Part 46

4.9K 360 17
                                    

POV AINI

***
Aku merebahkan diriku diatas sofa seraya membenahi rambutku yang berantakan, sesekali aku menguap.

"Widiih, calon pengantin mah enak, ya? Leha-leha." Nurlan muncul tiba-tiba dari kamar tamu, dengan langkah gontai ia menuju kearahku dan langsung duduk di sofa lainnya.

Huh, Nurlan lagi Nurlan lagi. Dimana-mana anak ini bikin apes.

"Aiish, lo apa-apaan?! Gak usah godain gue kenapa, sih? Gak enak sama calon suami." aku membela diri, tapi si otak miring itu malah semakin menggodaku.

"Bwahahahaha. Calon suami! Geli gue. Hahahah." Nurlan tertawa terbahak-bahak sambil memegangi perutnya.

Sesaat kemudian Dokter Adit muncul sambil membawa nampan berisi segelas jus.

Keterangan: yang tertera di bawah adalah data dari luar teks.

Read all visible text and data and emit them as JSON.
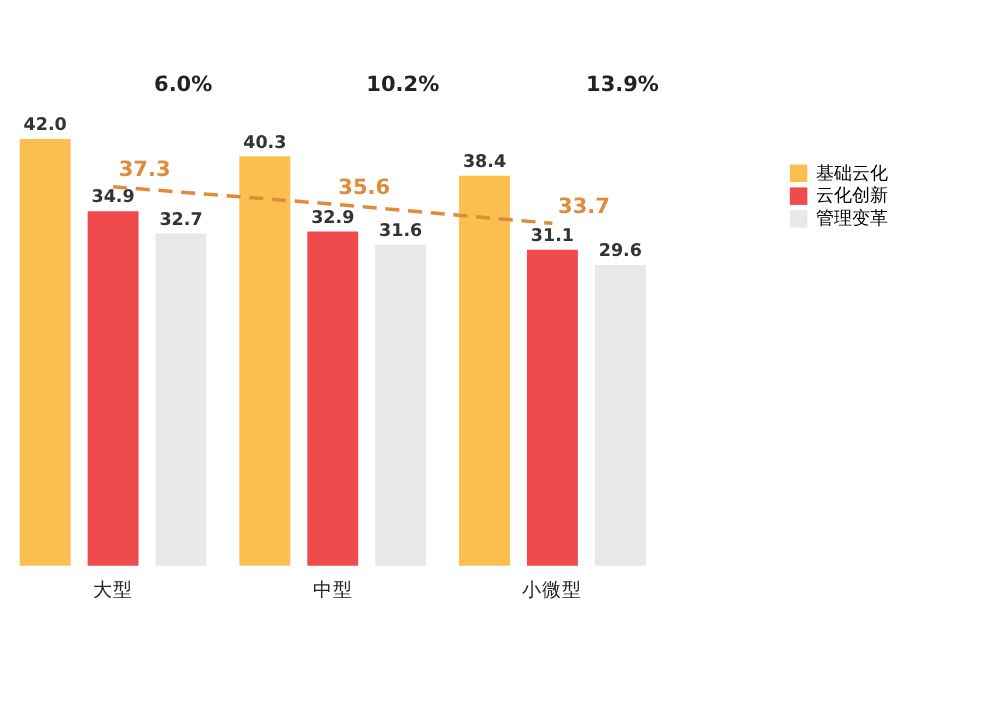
{
  "chart_data": {
    "type": "bar",
    "categories": [
      "大型",
      "中型",
      "小微型"
    ],
    "series": [
      {
        "name": "基础云化",
        "color": "#fbbf4f",
        "values": [
          42.0,
          40.3,
          38.4
        ],
        "value_labels": [
          "42.0",
          "40.3",
          "38.4"
        ]
      },
      {
        "name": "云化创新",
        "color": "#f04b4c",
        "values": [
          34.9,
          32.9,
          31.1
        ],
        "value_labels": [
          "34.9",
          "32.9",
          "31.1"
        ]
      },
      {
        "name": "管理变革",
        "color": "#e8e8e8",
        "values": [
          32.7,
          31.6,
          29.6
        ],
        "value_labels": [
          "32.7",
          "31.6",
          "29.6"
        ]
      },
      {
        "type": "line",
        "line_style": "dashed",
        "color": "#e08a3c",
        "values": [
          37.3,
          35.6,
          33.7
        ],
        "value_labels": [
          "37.3",
          "35.6",
          "33.7"
        ]
      }
    ],
    "legend": "right",
    "grid": false,
    "annotations": [
      "6.0%",
      "10.2%",
      "13.9%"
    ]
  }
}
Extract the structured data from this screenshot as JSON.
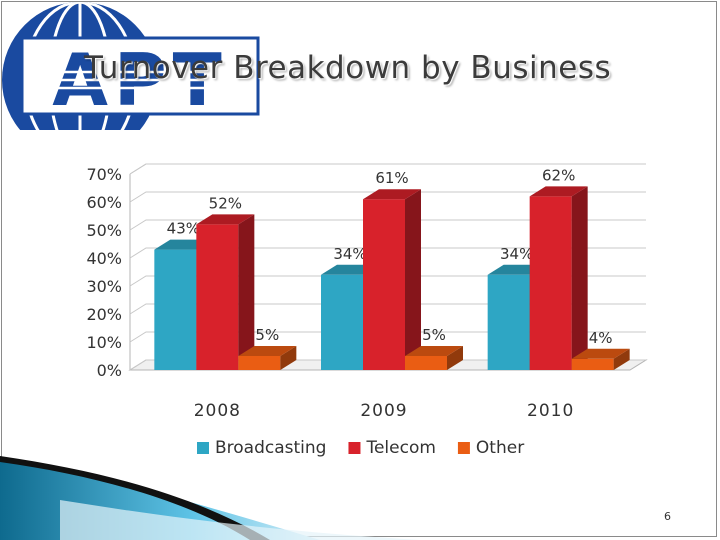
{
  "slide": {
    "title": "Turnover Breakdown by Business",
    "page_number": "6",
    "logo": {
      "text": "APT",
      "colors": {
        "blue": "#1a4aa0",
        "white": "#ffffff"
      }
    }
  },
  "chart_data": {
    "type": "bar",
    "title": "",
    "xlabel": "",
    "ylabel": "",
    "categories": [
      "2008",
      "2009",
      "2010"
    ],
    "series": [
      {
        "name": "Broadcasting",
        "values": [
          43,
          34,
          34
        ],
        "labels": [
          "43%",
          "34%",
          "34%"
        ],
        "color": "#2ea6c4"
      },
      {
        "name": "Telecom",
        "values": [
          52,
          61,
          62
        ],
        "labels": [
          "52%",
          "61%",
          "62%"
        ],
        "color": "#d8222b"
      },
      {
        "name": "Other",
        "values": [
          5,
          5,
          4
        ],
        "labels": [
          "5%",
          "5%",
          "4%"
        ],
        "color": "#ea5d13"
      }
    ],
    "ylim": [
      0,
      70
    ],
    "yticks": [
      "0%",
      "10%",
      "20%",
      "30%",
      "40%",
      "50%",
      "60%",
      "70%"
    ],
    "grid": true,
    "legend": "bottom",
    "style": "3d-clustered-column"
  }
}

"Sayang, minum dulu. Biar fresh." Dokter Adit menyodorkan jus buatannya padaku, setelah itu merebahkan pantatnya disamping  Nurlan.

Kulirik Nurlan sekilas, oh Tuhan, lihatlah anak itu?! Cengar-cengir menyebalkan, sesekali ia tersenyum penuh arti.

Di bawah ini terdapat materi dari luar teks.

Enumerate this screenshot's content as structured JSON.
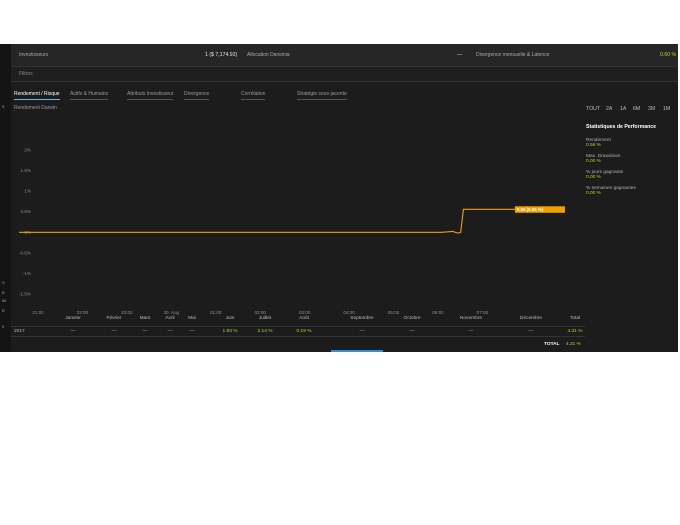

"Cuma si bos doang nih, Dok? Nurlannya gak dibuatin? Nurlan kan baru sembuh dari sakit. Gak ada penyambutan, gitu?" canda Nurlan memancing tawa Dokter Adit.

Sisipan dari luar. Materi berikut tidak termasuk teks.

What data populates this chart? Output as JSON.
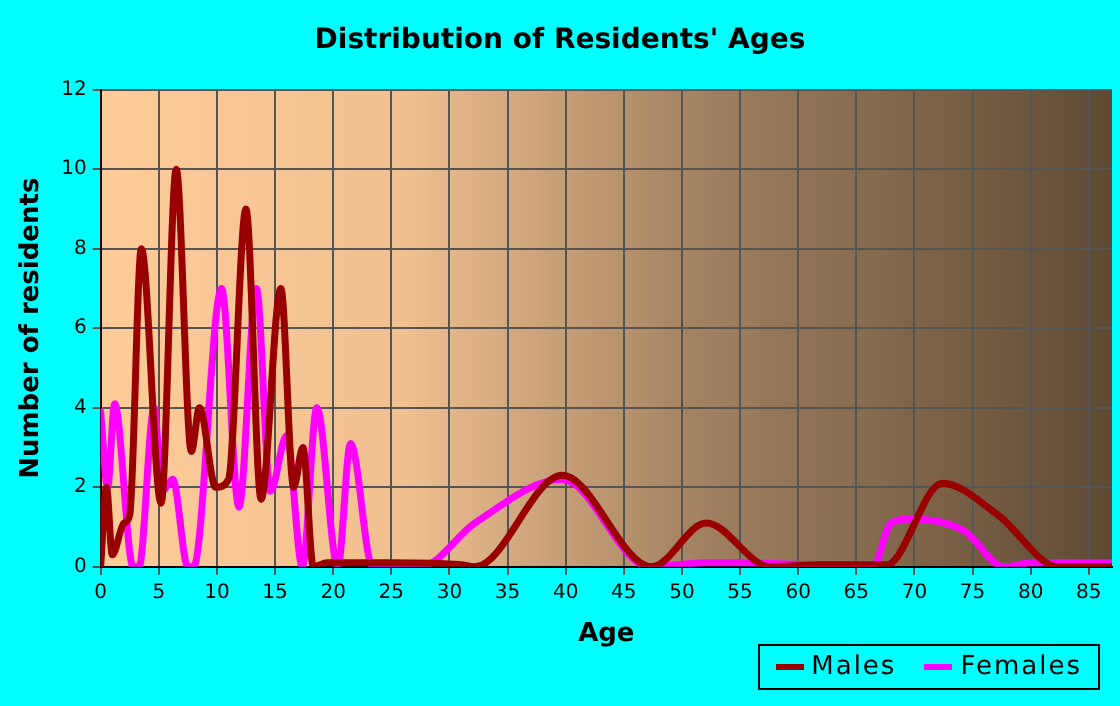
{
  "chart_data": {
    "type": "line",
    "title": "Distribution of Residents' Ages",
    "xlabel": "Age",
    "ylabel": "Number of residents",
    "xlim": [
      0,
      87
    ],
    "xticks": [
      0,
      5,
      10,
      15,
      20,
      25,
      30,
      35,
      40,
      45,
      50,
      55,
      60,
      65,
      70,
      75,
      80,
      85
    ],
    "ylim": [
      0,
      12
    ],
    "yticks": [
      0,
      2,
      4,
      6,
      8,
      10,
      12
    ],
    "grid": true,
    "legend": "bottom right",
    "marker": "none",
    "line_style": "solid",
    "series": [
      {
        "name": "Males",
        "color": "#990000",
        "x": [
          0,
          0.5,
          1,
          2,
          2.5,
          3.5,
          5.2,
          6.5,
          7.8,
          8.5,
          9.9,
          11,
          12.5,
          13.8,
          15.5,
          16.6,
          17.4,
          18.3,
          19.5,
          25,
          31,
          32.2,
          39.7,
          47.4,
          52.1,
          57.6,
          62,
          67.6,
          72.4,
          77.2,
          82.4,
          87
        ],
        "values": [
          0,
          2,
          0.3,
          1.1,
          1.3,
          8,
          1.6,
          10,
          2.9,
          4,
          2,
          2.2,
          9,
          1.7,
          7,
          2,
          3,
          0,
          0.1,
          0.1,
          0.05,
          0,
          2.3,
          0,
          1.1,
          0,
          0.05,
          0.05,
          2.1,
          1.3,
          0,
          0
        ]
      },
      {
        "name": "Females",
        "color": "#ff00ff",
        "x": [
          0,
          0.6,
          1.2,
          2.8,
          3.3,
          4.6,
          5.3,
          6.2,
          7.5,
          8,
          10.4,
          11.9,
          13.4,
          14.6,
          16,
          17.35,
          18.6,
          20.4,
          21.5,
          23.4,
          27.5,
          32.2,
          39.7,
          47.2,
          52,
          55,
          66.4,
          68,
          69.7,
          74.3,
          77.7,
          80,
          87
        ],
        "values": [
          3.9,
          2,
          4.1,
          0,
          0,
          4,
          1.9,
          2.2,
          0,
          0,
          7,
          1.5,
          7,
          1.9,
          3.3,
          0,
          4,
          0,
          3.1,
          0,
          0,
          1.1,
          2.2,
          0,
          0.1,
          0.1,
          0,
          1.1,
          1.2,
          0.9,
          0,
          0.1,
          0.1
        ]
      }
    ]
  }
}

"Ahabaha. Kamu mau, Lan?" tanya Dokter Adit.

"Mau, lah. Tapi mau gimana lagi? Orang cuma segelas." sindir Nurlan padaku.

"Makanya cari calon, biar ada yang buatin jus."

"Gak ah, nanti saya malah disuruh-suruh kayak Dokter. Nurlan gak mau jadi budak wanita, eeaaaa!"

Aku menatap tajam kearah Nurlan, enak aja dia main vonis-vonis begitu. Awas aja!

"Lama-lama mulut lo gue sumpal pake sepatu ya, Lan!" sewotku langsung menyeruput jus buatan Dokter Adit.

"Ciieelaah, marah. Dok, Nurlan ingatin ya, jangan jadi Bucinnya si bos. Hahahaha."

"Nurlaaaaan!" aku siap melemparinya dengan sepatu yang baru saja kutanggalkan, tapi kuurungkan saat bi Imah datang bersama seorang pria mengenakan seragam delivery Rumah Makan Sakti.

"Maaf, non, apa Non pesan makanan?" tanya bi Imah ragu, sesekali melirik tukang delivery yang berdiri kaku mirip patung manekin.

"Saya yang pesan, bi. Oh ya, silahkan taruh disini makanannya Mas." tukas Dokter Adit ramah.

Melihat gelagat tukang delivery ini mengingatkanku pada seseorang, tapi siapa? Setengah wajahnya terhalangi topi yang ia kenakan, membuatku sulit mengenalinya.

Tanpa sengaja bi Imah menyenggol kepala si tukang delivery,  saat ia sedang membungkuk meletakkan box makanan diatas meja. Hal itu membuat topi yang dikenakannya jatuh dan menampakkan wajah pemiliknya.

"Mas Ken?!" aku terperanjat kaget, sama halnya dengan Dokter Adit.

"Ma..maaf, Aini." Mas Ken berucap lirih sambil menunduk.

"Kamu, kamu sekarang jadi tukang delivery?"

"Iya. Maaf, aku harus pergi."

Dokter Adit beranjak dari duduknya, menyodorkan sejumlah uang kepada Mas Ken.

"Ini uangnya, sisanya buat kamu. Anggap saja tips dari saya."

Entah kenapa, aku merasa Dokter Adit sengaja mau mempermalukan Mas Ken. Membuatku tidak enak. Apa hanya perasaanku saja, ya?

"Terima kasih, permisi." Mas Ken berlalu pergi tanpa banyak bicara, mungkin dia tersinggung dengan ucapan Dokter Adit.

Aku menghela napas panjang, kasihan juga Mas Ken.